Seokjin tak keberatan harus merawat si bungsu sendirian, toh, dia sudah berjanji pada mendiang ibu Jungkook untuk menjaga anak satu-satunya itu. Lagipula, pulang pun takkan membuat Seokjin senang, yang ada, dia kesepian. Ayahnya masih menunggu hingga hari kebebasannya datang, ingat?

"Aku akan sangat merindukan kalian." Jimin dan Hoseok adalah member pertama yang pulang, mereka mengambil jadwal kereta pagi. "Hyeong, jaga Jungkook, ya." Titah Hoseok sembari memeluk sang kakak pertama.

"Hey, jagoan, jaga Seokjin ya. Kau tau kan, Seokjin hyeong takut serangga," Jimin yang tengah berjongkok di depan kursi roda Jungkook terkikik kecil, lalu dia mengusap puncak kepala adiknya dengan sayang. "Kalau rindu, telepon hyeong, oke?"
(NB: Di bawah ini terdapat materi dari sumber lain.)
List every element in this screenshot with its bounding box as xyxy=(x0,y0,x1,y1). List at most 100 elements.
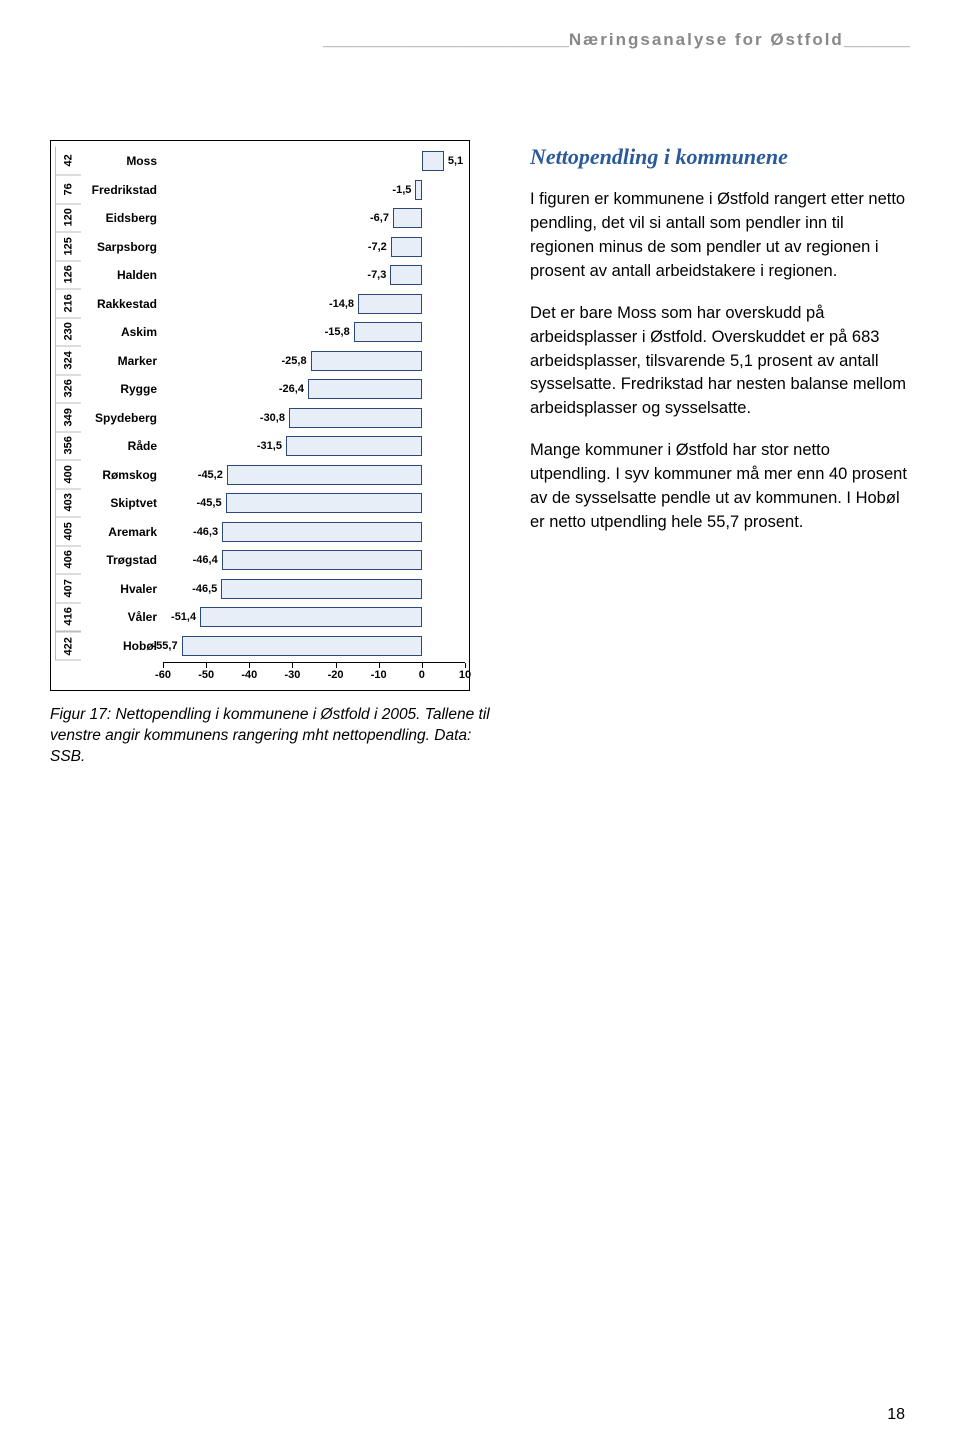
municipality-name: Spydeberg xyxy=(81,404,163,433)
bar xyxy=(226,493,422,513)
rank-cell: 400 xyxy=(55,461,81,490)
bar xyxy=(222,550,422,570)
paragraph: Det er bare Moss som har overskudd på ar… xyxy=(530,302,910,422)
bar-value-label: 5,1 xyxy=(448,155,463,167)
chart-row: 216Rakkestad -14,8 xyxy=(55,290,465,319)
municipality-name: Hvaler xyxy=(81,575,163,604)
bar-value-label: -45,5 xyxy=(196,497,221,509)
axis-tick-label: -60 xyxy=(155,669,171,681)
municipality-name: Aremark xyxy=(81,518,163,547)
chart-row: 407Hvaler -46,5 xyxy=(55,575,465,604)
bar-value-label: -45,2 xyxy=(198,469,223,481)
bar-value-label: -31,5 xyxy=(257,440,282,452)
rank-cell: 405 xyxy=(55,518,81,547)
bar-value-label: -7,3 xyxy=(367,269,386,281)
rank-cell: 42 xyxy=(55,147,81,176)
chart-row: 76Fredrikstad -1,5 xyxy=(55,176,465,205)
chart-row: 326Rygge -26,4 xyxy=(55,375,465,404)
nettopendling-chart: 42Moss 5,1 76Fredrikstad -1,5 120Eidsberg-6,… xyxy=(50,140,470,691)
bar xyxy=(286,436,422,456)
chart-row: 406Trøgstad -46,4 xyxy=(55,546,465,575)
axis-tick-label: 0 xyxy=(419,669,425,681)
rank-cell: 326 xyxy=(55,375,81,404)
municipality-name: Skiptvet xyxy=(81,489,163,518)
rank-cell: 422 xyxy=(55,632,81,661)
paragraph: I figuren er kommunene i Østfold rangert… xyxy=(530,188,910,284)
chart-row: 125Sarpsborg-7,2 xyxy=(55,233,465,262)
chart-row: 356Råde -31,5 xyxy=(55,432,465,461)
bar-value-label: -26,4 xyxy=(279,383,304,395)
bar-value-label: -1,5 xyxy=(392,184,411,196)
chart-row: 230Askim-15,8 xyxy=(55,318,465,347)
chart-row: 416Våler -51,4 xyxy=(55,603,465,632)
bar xyxy=(415,180,421,200)
bar-value-label: -15,8 xyxy=(325,326,350,338)
axis-tick-label: -50 xyxy=(198,669,214,681)
municipality-name: Sarpsborg xyxy=(81,233,163,262)
bar xyxy=(358,294,422,314)
paragraph: Mange kommuner i Østfold har stor netto … xyxy=(530,439,910,535)
bar-value-label: -7,2 xyxy=(368,241,387,253)
rank-cell: 349 xyxy=(55,404,81,433)
chart-row: 120Eidsberg-6,7 xyxy=(55,204,465,233)
axis-tick-label: -30 xyxy=(284,669,300,681)
bar xyxy=(390,265,421,285)
bar xyxy=(182,636,422,656)
municipality-name: Moss xyxy=(81,147,163,176)
rank-cell: 216 xyxy=(55,290,81,319)
bar xyxy=(200,607,422,627)
rank-cell: 403 xyxy=(55,489,81,518)
rank-cell: 120 xyxy=(55,204,81,233)
bar-value-label: -14,8 xyxy=(329,298,354,310)
municipality-name: Askim xyxy=(81,318,163,347)
chart-row: 349Spydeberg -30,8 xyxy=(55,404,465,433)
chart-row: 422Hobøl-55,7 xyxy=(55,632,465,661)
bar-value-label: -46,3 xyxy=(193,526,218,538)
municipality-name: Marker xyxy=(81,347,163,376)
municipality-name: Trøgstad xyxy=(81,546,163,575)
chart-row: 324Marker -25,8 xyxy=(55,347,465,376)
rank-cell: 356 xyxy=(55,432,81,461)
rank-cell: 416 xyxy=(55,603,81,632)
municipality-name: Råde xyxy=(81,432,163,461)
bar-value-label: -46,4 xyxy=(193,554,218,566)
chart-row: 400Rømskog -45,2 xyxy=(55,461,465,490)
bar-value-label: -55,7 xyxy=(152,640,177,652)
bar xyxy=(221,579,422,599)
bar xyxy=(227,465,422,485)
bar-value-label: -25,8 xyxy=(281,355,306,367)
municipality-name: Rygge xyxy=(81,375,163,404)
axis-tick-label: -40 xyxy=(241,669,257,681)
chart-row: 403Skiptvet -45,5 xyxy=(55,489,465,518)
page-header: __________________________Næringsanalyse… xyxy=(50,30,910,50)
bar xyxy=(354,322,422,342)
bar xyxy=(222,522,422,542)
bar xyxy=(311,351,422,371)
chart-row: 405Aremark -46,3 xyxy=(55,518,465,547)
chart-row: 42Moss 5,1 xyxy=(55,147,465,176)
municipality-name: Fredrikstad xyxy=(81,176,163,205)
rank-cell: 324 xyxy=(55,347,81,376)
rank-cell: 76 xyxy=(55,176,81,205)
rank-cell: 126 xyxy=(55,261,81,290)
municipality-name: Halden xyxy=(81,261,163,290)
axis-tick-label: -20 xyxy=(328,669,344,681)
municipality-name: Våler xyxy=(81,603,163,632)
municipality-name: Eidsberg xyxy=(81,204,163,233)
municipality-name: Rakkestad xyxy=(81,290,163,319)
section-title: Nettopendling i kommunene xyxy=(530,144,910,170)
page-number: 18 xyxy=(887,1406,905,1424)
rank-cell: 407 xyxy=(55,575,81,604)
bar-value-label: -51,4 xyxy=(171,611,196,623)
bar xyxy=(422,151,444,171)
bar xyxy=(391,237,422,257)
bar-value-label: -30,8 xyxy=(260,412,285,424)
axis-tick-label: 10 xyxy=(459,669,471,681)
bar-value-label: -46,5 xyxy=(192,583,217,595)
axis-tick-label: -10 xyxy=(371,669,387,681)
municipality-name: Hobøl xyxy=(81,632,163,661)
bar xyxy=(393,208,422,228)
municipality-name: Rømskog xyxy=(81,461,163,490)
figure-caption: Figur 17: Nettopendling i kommunene i Øs… xyxy=(50,705,510,768)
rank-cell: 406 xyxy=(55,546,81,575)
"Siapa juga yang rindu," ledek Jungkook, seperti biasa, takkan pernah bosan untuk membully Park Jimin.

"Eyy, dasar nakal,"

Hoseok dan Jimin kemudian memeluk satu-per-satu member. Ada terselip rasa sedih di tengah kebahagiaan yang muncul sebab pada akhirnya mereka akan kembali bertemu keluarga mereka. Namun, bukankah Bangtan sudah menjadi keluarga mereka juga? Itulah sebabnya, Jung Hoseok mulai menangis saat memeluk tubuh kurus Yoongi, entah kenapa.

"Astaga, Hoseok-ah, kau menangis seperti kita takkan bertemu lagi. Tenanglah, aku dan Jungkook akan selalu di dorm. Kau bisa kembali ke sini jika rindu, kalian juga, silahkan saja. Toh, pintu gedung agensi akan selalu terbuka untuk kita. Sudah, sudah, jangan menangis."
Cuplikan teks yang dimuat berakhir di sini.